Alerte hypocrisie : un dirigeant qatari apporte de l’eau au moulin du pluralisme et de l’intégration

Elias Groll

Elias Groll

Par Elias Groll – Le 24 février 2015 – Source foreignpolicy

 

Réunion entre Obama et Sheikh al-Thani dans le bureau ovale

Lorsque le dirigeant qatari Sheikh Tamim bin Hamad al-Thani a défendu dans le New York Times de mardi (24 février 2015) la nécessité de demander des comptes aux dirigeants autoritaires, il ne parlait probablement pas de lui.
Venu à Washington pour une rencontre mardi avec Barack Obama dans le Bureau ovale, Thani a préparé le message qu’il délivrerait à son partenaire américain avec ce mensonge:

S’attaquer aux racines du terrorisme exigera une approche du problème plus profonde, à plus long terme et plus stratégique. Cela requiert des dirigeants politiques qu'ils aient le courage de négocier des solutions pluralistes, intégratrices et pratiquant un certain partage du pouvoir pour résoudre les conflits régionaux. Et cela exigera que les tyrans rendent des comptes.

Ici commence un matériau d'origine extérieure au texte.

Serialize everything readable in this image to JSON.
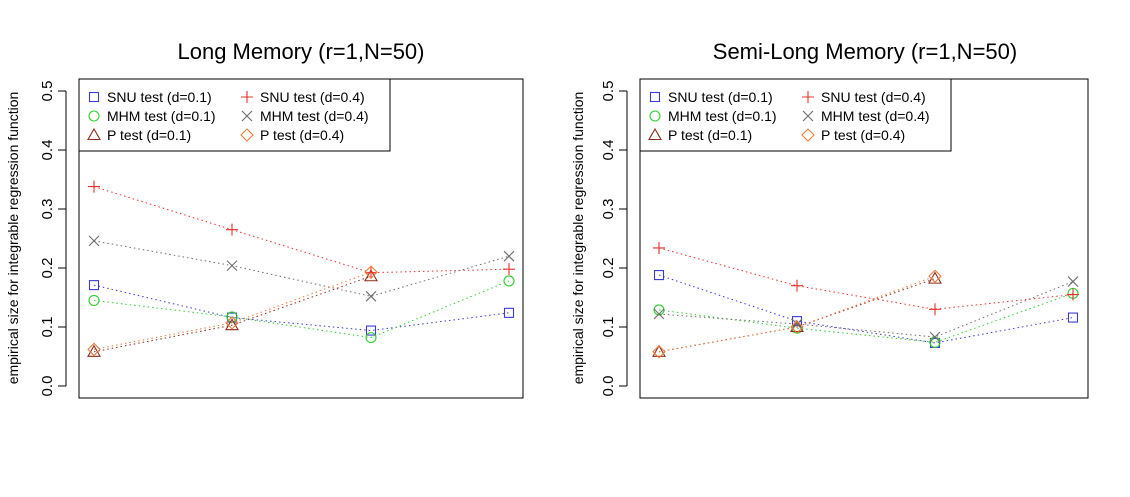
{
  "chart_data": [
    {
      "type": "scatter",
      "title": "Long Memory (r=1,N=50)",
      "xlabel": "",
      "ylabel": "empirical size for integrable regression function",
      "ylim": [
        0,
        0.5
      ],
      "yticks": [
        "0.0",
        "0.1",
        "0.2",
        "0.3",
        "0.4",
        "0.5"
      ],
      "x": [
        1,
        2,
        3,
        4
      ],
      "legend_position": "top-left",
      "series": [
        {
          "name": "SNU test (d=0.1)",
          "marker": "square",
          "color": "#3b3bd6",
          "values": [
            0.171,
            0.116,
            0.094,
            0.124
          ]
        },
        {
          "name": "MHM test (d=0.1)",
          "marker": "circle",
          "color": "#32cd32",
          "values": [
            0.145,
            0.117,
            0.082,
            0.178
          ]
        },
        {
          "name": "P test (d=0.1)",
          "marker": "triangle",
          "color": "#8b2c1a",
          "values": [
            0.058,
            0.103,
            0.186
          ]
        },
        {
          "name": "SNU test (d=0.4)",
          "marker": "plus",
          "color": "#e8322a",
          "values": [
            0.338,
            0.265,
            0.192,
            0.198
          ]
        },
        {
          "name": "MHM test (d=0.4)",
          "marker": "cross",
          "color": "#6e6e6e",
          "values": [
            0.246,
            0.204,
            0.152,
            0.22
          ]
        },
        {
          "name": "P test (d=0.4)",
          "marker": "diamond",
          "color": "#e87d3e",
          "values": [
            0.062,
            0.107,
            0.193
          ]
        }
      ]
    },
    {
      "type": "scatter",
      "title": "Semi-Long Memory (r=1,N=50)",
      "xlabel": "",
      "ylabel": "empirical size for integrable regression function",
      "ylim": [
        0,
        0.5
      ],
      "yticks": [
        "0.0",
        "0.1",
        "0.2",
        "0.3",
        "0.4",
        "0.5"
      ],
      "x": [
        1,
        2,
        3,
        4
      ],
      "legend_position": "top-left",
      "series": [
        {
          "name": "SNU test (d=0.1)",
          "marker": "square",
          "color": "#3b3bd6",
          "values": [
            0.188,
            0.11,
            0.073,
            0.116
          ]
        },
        {
          "name": "MHM test (d=0.1)",
          "marker": "circle",
          "color": "#32cd32",
          "values": [
            0.129,
            0.098,
            0.074,
            0.157
          ]
        },
        {
          "name": "P test (d=0.1)",
          "marker": "triangle",
          "color": "#8b2c1a",
          "values": [
            0.058,
            0.1,
            0.182
          ]
        },
        {
          "name": "SNU test (d=0.4)",
          "marker": "plus",
          "color": "#e8322a",
          "values": [
            0.234,
            0.17,
            0.13,
            0.155
          ]
        },
        {
          "name": "MHM test (d=0.4)",
          "marker": "cross",
          "color": "#6e6e6e",
          "values": [
            0.122,
            0.105,
            0.083,
            0.177
          ]
        },
        {
          "name": "P test (d=0.4)",
          "marker": "diamond",
          "color": "#e87d3e",
          "values": [
            0.058,
            0.1,
            0.186
          ]
        }
      ]
    }
  ]
}
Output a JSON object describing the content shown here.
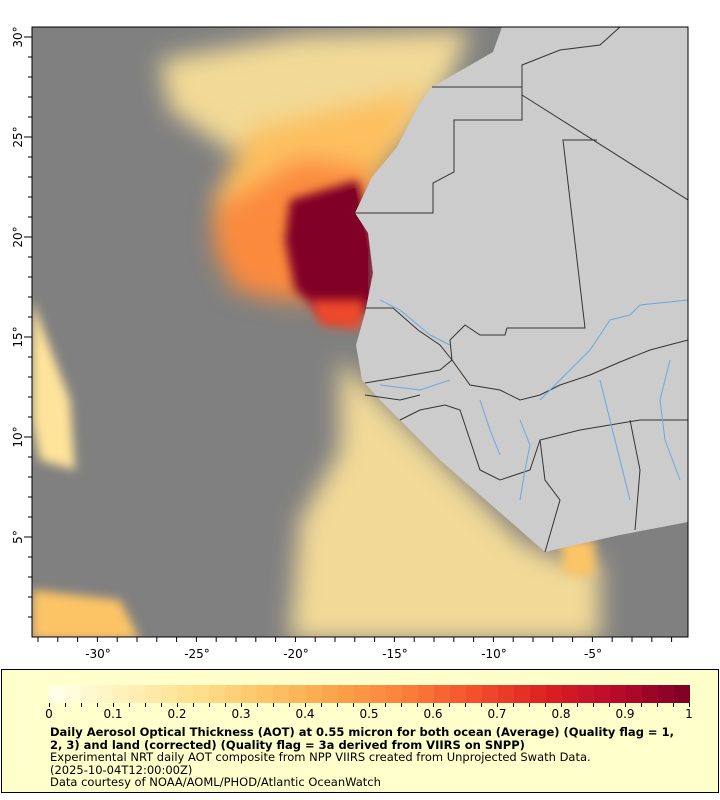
{
  "map": {
    "lat_ticks": [
      "30°",
      "25°",
      "20°",
      "15°",
      "10°",
      "5°"
    ],
    "lon_ticks": [
      "-30°",
      "-25°",
      "-20°",
      "-15°",
      "-10°",
      "-5°"
    ],
    "colors": {
      "ocean": "#808080",
      "land": "#cccccc",
      "border": "#333333",
      "river": "#6fa8dc"
    }
  },
  "colorbar": {
    "ticks": [
      "0",
      "0.1",
      "0.2",
      "0.3",
      "0.4",
      "0.5",
      "0.6",
      "0.7",
      "0.8",
      "0.9",
      "1"
    ],
    "stops": [
      "#ffffe6",
      "#fff0b8",
      "#fedf8e",
      "#fec466",
      "#fca44a",
      "#fb803a",
      "#f4502c",
      "#dd2222",
      "#bb0b2b",
      "#800026"
    ]
  },
  "caption": {
    "title": "Daily Aerosol Optical Thickness (AOT) at 0.55 micron for both ocean (Average) (Quality flag = 1, 2, 3) and land (corrected) (Quality flag = 3a derived from VIIRS on SNPP)",
    "line1": "Experimental NRT daily AOT composite from NPP VIIRS created from Unprojected Swath Data.",
    "line2": "(2025-10-04T12:00:00Z)",
    "line3": "Data courtesy of NOAA/AOML/PHOD/Atlantic OceanWatch"
  }
}
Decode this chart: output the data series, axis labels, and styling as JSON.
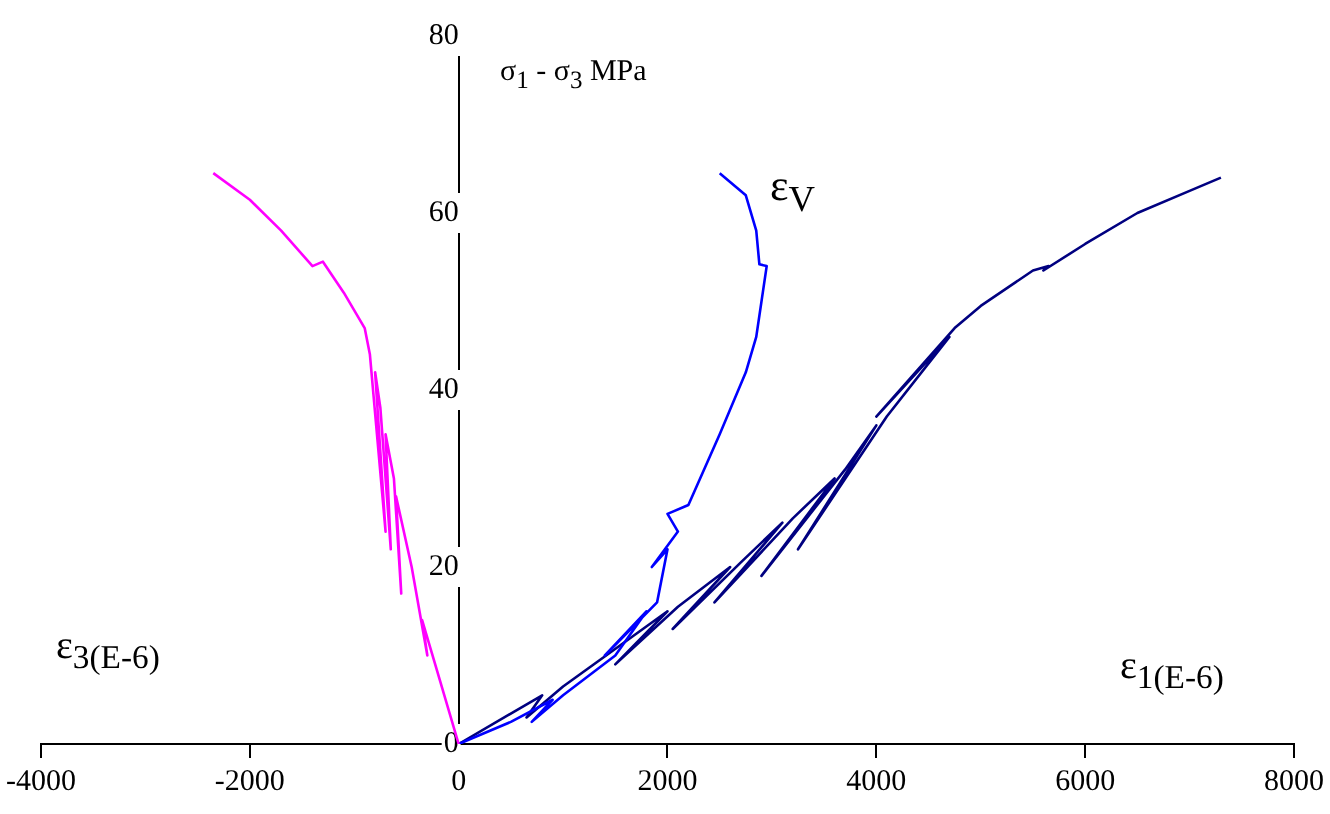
{
  "chart_data": {
    "type": "line",
    "annotations": [
      "ε$_{3(E-6)}$",
      "ε$_{1(E-6)}$"
    ],
    "ylabel": "σ$_{1}$ - σ$_{3}$  MPa",
    "xlim": [
      -4000,
      8000
    ],
    "xticks": [
      -4000,
      -2000,
      0,
      2000,
      4000,
      6000,
      8000
    ],
    "ylim": [
      0,
      80
    ],
    "yticks": [
      0,
      20,
      40,
      60,
      80
    ],
    "grid": false,
    "legend": false,
    "marker": "none",
    "line_style": "solid",
    "series": [
      {
        "color": "#ff00ff",
        "x": [
          0,
          -200,
          -350,
          -300,
          -450,
          -600,
          -550,
          -620,
          -700,
          -650,
          -750,
          -800,
          -700,
          -850,
          -900,
          -1100,
          -1300,
          -1400,
          -1700,
          -2000,
          -2350
        ],
        "values": [
          0,
          8,
          14,
          10,
          20,
          28,
          17,
          30,
          35,
          22,
          38,
          42,
          24,
          44,
          47,
          51,
          54.5,
          54,
          58,
          61.5,
          64.5
        ]
      },
      {
        "name": "ε$_{V}$",
        "color": "#0000ff",
        "x": [
          0,
          500,
          900,
          700,
          1000,
          1500,
          1800,
          1400,
          1900,
          2000,
          1850,
          2100,
          2000,
          2200,
          2500,
          2750,
          2850,
          2950,
          2880,
          2850,
          2750,
          2500
        ],
        "values": [
          0,
          2.5,
          5,
          2.5,
          5.5,
          10,
          15,
          10,
          16,
          22,
          20,
          24,
          26,
          27,
          35,
          42,
          46,
          54,
          54.2,
          58,
          62,
          64.5
        ]
      },
      {
        "color": "#000080",
        "x": [
          0,
          800,
          650,
          1000,
          2000,
          1500,
          2100,
          2600,
          2050,
          2700,
          3100,
          2450,
          3200,
          3600,
          2900,
          3700,
          4000,
          3250,
          4100,
          4700,
          4000,
          4750,
          5000,
          5500,
          5650,
          5600,
          6000,
          6500,
          7000,
          7300
        ],
        "values": [
          0,
          5.5,
          3,
          6.5,
          15,
          9,
          15.5,
          20,
          13,
          20.5,
          25,
          16,
          25.5,
          30,
          19,
          31,
          36,
          22,
          37,
          46,
          37,
          47,
          49.5,
          53.5,
          54,
          53.5,
          56.5,
          60,
          62.5,
          64
        ]
      }
    ]
  }
}
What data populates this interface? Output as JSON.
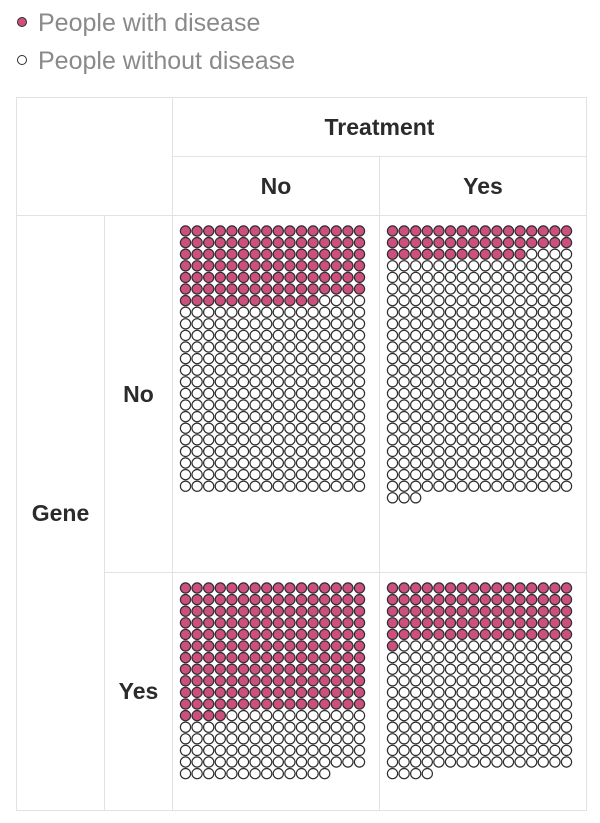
{
  "legend": {
    "with_disease": "People with disease",
    "without_disease": "People without disease"
  },
  "colors": {
    "with_disease": "#cc4f7e",
    "without_disease": "#ffffff",
    "dot_stroke": "#2e2e2e"
  },
  "table": {
    "column_group": "Treatment",
    "columns": [
      "No",
      "Yes"
    ],
    "row_group": "Gene",
    "rows": [
      "No",
      "Yes"
    ]
  },
  "chart_data": {
    "type": "table",
    "unit": "one circle = one person",
    "columns_per_panel": 16,
    "panels": [
      {
        "gene": "No",
        "treatment": "No",
        "with_disease": 108,
        "without_disease": 260
      },
      {
        "gene": "No",
        "treatment": "Yes",
        "with_disease": 44,
        "without_disease": 327
      },
      {
        "gene": "Yes",
        "treatment": "No",
        "with_disease": 180,
        "without_disease": 89
      },
      {
        "gene": "Yes",
        "treatment": "Yes",
        "with_disease": 81,
        "without_disease": 179
      }
    ]
  }
}
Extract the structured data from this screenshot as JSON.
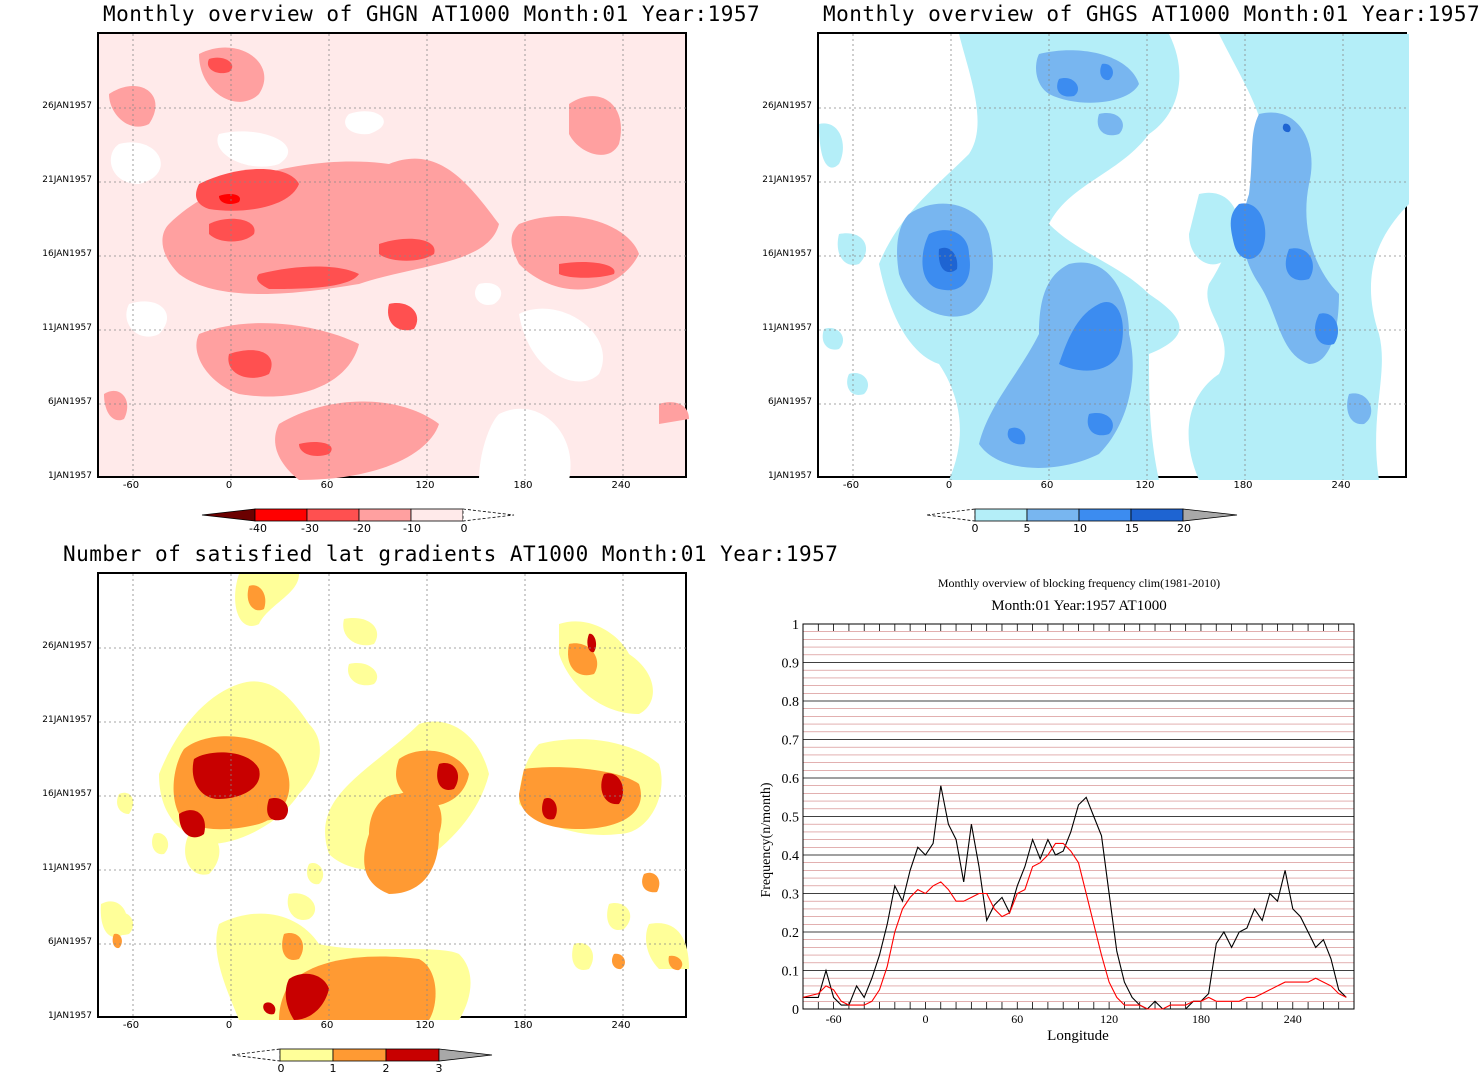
{
  "panels": {
    "tl": {
      "title": "Monthly overview of GHGN AT1000 Month:01 Year:1957",
      "yticks": [
        "26JAN1957",
        "21JAN1957",
        "16JAN1957",
        "11JAN1957",
        "6JAN1957",
        "1JAN1957"
      ],
      "xticks": [
        "-60",
        "0",
        "60",
        "120",
        "180",
        "240"
      ],
      "colorbar": {
        "labels": [
          "-40",
          "-30",
          "-20",
          "-10",
          "0"
        ],
        "colors": [
          "#6b0000",
          "#ff0000",
          "#ff5050",
          "#ffa0a0",
          "#ffeaea"
        ]
      }
    },
    "tr": {
      "title": "Monthly overview of GHGS AT1000 Month:01 Year:1957",
      "yticks": [
        "26JAN1957",
        "21JAN1957",
        "16JAN1957",
        "11JAN1957",
        "6JAN1957",
        "1JAN1957"
      ],
      "xticks": [
        "-60",
        "0",
        "60",
        "120",
        "180",
        "240"
      ],
      "colorbar": {
        "labels": [
          "0",
          "5",
          "10",
          "15",
          "20"
        ],
        "colors": [
          "#b4eef8",
          "#78b6f0",
          "#3c8cf0",
          "#1e64d2",
          "#a8a8a8"
        ]
      }
    },
    "bl": {
      "title": "Number of satisfied lat gradients AT1000 Month:01 Year:1957",
      "yticks": [
        "26JAN1957",
        "21JAN1957",
        "16JAN1957",
        "11JAN1957",
        "6JAN1957",
        "1JAN1957"
      ],
      "xticks": [
        "-60",
        "0",
        "60",
        "120",
        "180",
        "240"
      ],
      "colorbar": {
        "labels": [
          "0",
          "1",
          "2",
          "3"
        ],
        "colors": [
          "#ffff99",
          "#ff9a33",
          "#c80000",
          "#a8a8a8"
        ]
      }
    },
    "br": {
      "title": "Monthly overview of blocking frequency clim(1981-2010)",
      "subtitle": "Month:01 Year:1957  AT1000",
      "ylabel": "Frequency(n/month)",
      "xlabel": "Longitude",
      "yticks": [
        "0",
        "0.1",
        "0.2",
        "0.3",
        "0.4",
        "0.5",
        "0.6",
        "0.7",
        "0.8",
        "0.9",
        "1"
      ],
      "xticks": [
        "-60",
        "0",
        "60",
        "120",
        "180",
        "240"
      ]
    }
  },
  "colors": {
    "black_line": "#000000",
    "red_line": "#ff0000",
    "grid_red": "#d08080"
  },
  "chart_data": [
    {
      "type": "heatmap",
      "title": "Monthly overview of GHGN AT1000 Month:01 Year:1957",
      "xlim": [
        -80,
        280
      ],
      "x_ticks": [
        -60,
        0,
        60,
        120,
        180,
        240
      ],
      "y_ticks": [
        "1JAN1957",
        "6JAN1957",
        "11JAN1957",
        "16JAN1957",
        "21JAN1957",
        "26JAN1957"
      ],
      "levels": [
        -40,
        -30,
        -20,
        -10,
        0
      ]
    },
    {
      "type": "heatmap",
      "title": "Monthly overview of GHGS AT1000 Month:01 Year:1957",
      "xlim": [
        -80,
        280
      ],
      "x_ticks": [
        -60,
        0,
        60,
        120,
        180,
        240
      ],
      "y_ticks": [
        "1JAN1957",
        "6JAN1957",
        "11JAN1957",
        "16JAN1957",
        "21JAN1957",
        "26JAN1957"
      ],
      "levels": [
        0,
        5,
        10,
        15,
        20
      ]
    },
    {
      "type": "heatmap",
      "title": "Number of satisfied lat gradients AT1000 Month:01 Year:1957",
      "xlim": [
        -80,
        280
      ],
      "x_ticks": [
        -60,
        0,
        60,
        120,
        180,
        240
      ],
      "y_ticks": [
        "1JAN1957",
        "6JAN1957",
        "11JAN1957",
        "16JAN1957",
        "21JAN1957",
        "26JAN1957"
      ],
      "levels": [
        0,
        1,
        2,
        3
      ]
    },
    {
      "type": "line",
      "title": "Monthly overview of blocking frequency clim(1981-2010)",
      "subtitle": "Month:01 Year:1957  AT1000",
      "xlabel": "Longitude",
      "ylabel": "Frequency(n/month)",
      "xlim": [
        -80,
        280
      ],
      "ylim": [
        0,
        1
      ],
      "grid": true,
      "x": [
        -80,
        -70,
        -65,
        -60,
        -55,
        -50,
        -45,
        -40,
        -35,
        -30,
        -25,
        -20,
        -15,
        -10,
        -5,
        0,
        5,
        10,
        15,
        20,
        25,
        30,
        35,
        40,
        45,
        50,
        55,
        60,
        65,
        70,
        75,
        80,
        85,
        90,
        95,
        100,
        105,
        110,
        115,
        120,
        125,
        130,
        135,
        140,
        145,
        150,
        155,
        160,
        165,
        170,
        175,
        180,
        185,
        190,
        195,
        200,
        205,
        210,
        215,
        220,
        225,
        230,
        235,
        240,
        245,
        250,
        255,
        260,
        265,
        270,
        275
      ],
      "series": [
        {
          "values": [
            0.03,
            0.03,
            0.1,
            0.03,
            0.01,
            0.01,
            0.06,
            0.03,
            0.08,
            0.14,
            0.22,
            0.32,
            0.28,
            0.36,
            0.42,
            0.4,
            0.43,
            0.58,
            0.48,
            0.44,
            0.33,
            0.48,
            0.37,
            0.23,
            0.27,
            0.29,
            0.25,
            0.32,
            0.37,
            0.44,
            0.39,
            0.44,
            0.4,
            0.41,
            0.46,
            0.53,
            0.55,
            0.5,
            0.45,
            0.3,
            0.15,
            0.07,
            0.03,
            0.01,
            0.0,
            0.02,
            0.0,
            0.0,
            0.0,
            0.0,
            0.02,
            0.02,
            0.04,
            0.17,
            0.2,
            0.16,
            0.2,
            0.21,
            0.26,
            0.23,
            0.3,
            0.28,
            0.36,
            0.26,
            0.24,
            0.2,
            0.16,
            0.18,
            0.13,
            0.05,
            0.03
          ]
        },
        {
          "values": [
            0.03,
            0.04,
            0.06,
            0.05,
            0.02,
            0.01,
            0.01,
            0.01,
            0.02,
            0.05,
            0.11,
            0.2,
            0.26,
            0.29,
            0.31,
            0.3,
            0.32,
            0.33,
            0.31,
            0.28,
            0.28,
            0.29,
            0.3,
            0.3,
            0.26,
            0.24,
            0.25,
            0.3,
            0.31,
            0.37,
            0.38,
            0.4,
            0.43,
            0.43,
            0.41,
            0.38,
            0.3,
            0.22,
            0.14,
            0.07,
            0.03,
            0.01,
            0.01,
            0.01,
            0.0,
            0.0,
            0.0,
            0.01,
            0.01,
            0.01,
            0.02,
            0.02,
            0.03,
            0.02,
            0.02,
            0.02,
            0.02,
            0.03,
            0.03,
            0.04,
            0.05,
            0.06,
            0.07,
            0.07,
            0.07,
            0.07,
            0.08,
            0.07,
            0.06,
            0.04,
            0.03
          ]
        }
      ]
    }
  ]
}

Cela vient d’un homme qui a été placé sur le trône de son pays par son père. Monarchie héréditaire, le Qatar a réussi à éviter la tempête du Printemps arabe en respectant la règle de base de la famille Thani: acceptation de son pouvoir autoritaire en échange d’immenses richesses.

Donc quand Thani écrit qu’il faut demander des comptes aux tyrans, c’est avec beaucoup d’ironie involontaire, si l’on pense aux violations des droits humains commis par son gouvernement pendant la préparation de la Coupe du monde de football de 2022, une manifestation sportive qui lui a valu d’être poursuivi pour des allégations de corruption.

Le pays s’est fortement appuyé sur le travail des immigrés pour construire les stades et les autres infrastructures. Des avocats des droits humains ont décrit leurs conditions de travail comme une forme moderne d’esclavage. En outre, il a été rapporté que des migrants népalais auraient trouvé la mort en travaillant sur ces projets, un tous les deux jours en moyenne. Bien qu’il soit difficile d’avoir des chiffres précis à ce propos, il est probable que des centaines de travailleurs immigrés ont ainsi perdu la vie sur les chantiers du Qatar.

Mais cela, bien sûr, ce sont des peccadilles vu que le Qatar et les Etats-Unis travaillent main dans la main pour «négocier des solutions pluralistes, intégratrices, et pratiquant le partage du pouvoir, pour résoudre les conflits régionaux», comme Thani l’a expliqué dans le Times. Après leur rencontre dans le Bureau ovale, Obama et Thani se sont déclarés solidaires dans la lutte contre les groupes militants de l’État islamique. «Nous nous sommes tous deux engagés à infliger une défaite à l’ISIS», a déclaré Obama, qui a utilisé à cette occasion un autre nom pour l’État islamique.

Ces dernières années, le Qatar s’est attribué un rôle important comme courtier entre les Etats-Unis et de nombreux mouvements islamistes au Moyen-Orient.

C’est le Qatar qui a négocié la libération de l’écrivain américain Peter Theo Curtis et a négocié l’échange du prisonnier avec les talibans qui ont assuré, en échange, la liberté du sergent Bowe Bergdahl. En outre, le Qatar a joué un rôle clé comme intermédiaire pour mettre fin aux combats dans la bande de Gaza l’été dernier.
Le pays héberge également une importante base aérienne américaine.

En même temps, le Qatar a utilisé sa richesse pétrolière pour financer les activités des groupes islamistes dans la région. Quelques responsables des services secrets américains croient que les libéralités du Qatar ont aussi inclus le financement de groupes terroristes – ou tout au moins qu’il a fermé les yeux sur l’assistance de financiers qataris qui soutiennent des organisations comme Jabhat al-Nusra, une succursale d’al-Qaida en Syrie.

Le Qatar nie avec véhémence ces accusations et prétend qu’il joue un rôle nécessaire pour aider à la libération des otages occidentaux et pour créer ce que son ministre des Affaires étrangères a décrit comme des plateformes de dialogue.

Cette position d’intermédiaire a aidé le Qatar à se protéger des critiques sur ses exploits en matière de droits humains. En effet, à la lecture de la tribune de Thani dans le Times, on pourrait se pardonner d’avoir l’impression qu’il arrive à Washington comme un démocrate réformiste et pas comme un acteur majeur de la politique autocratique au Moyen-Orient.

Elias Groll 

Elias Groll est éditeur assistant à Foreign Policy. Il est né à Stockholm en Suède, il est diplômé de l’université de Harvard, où il était directeur de l’édition de The Harvard Crimson.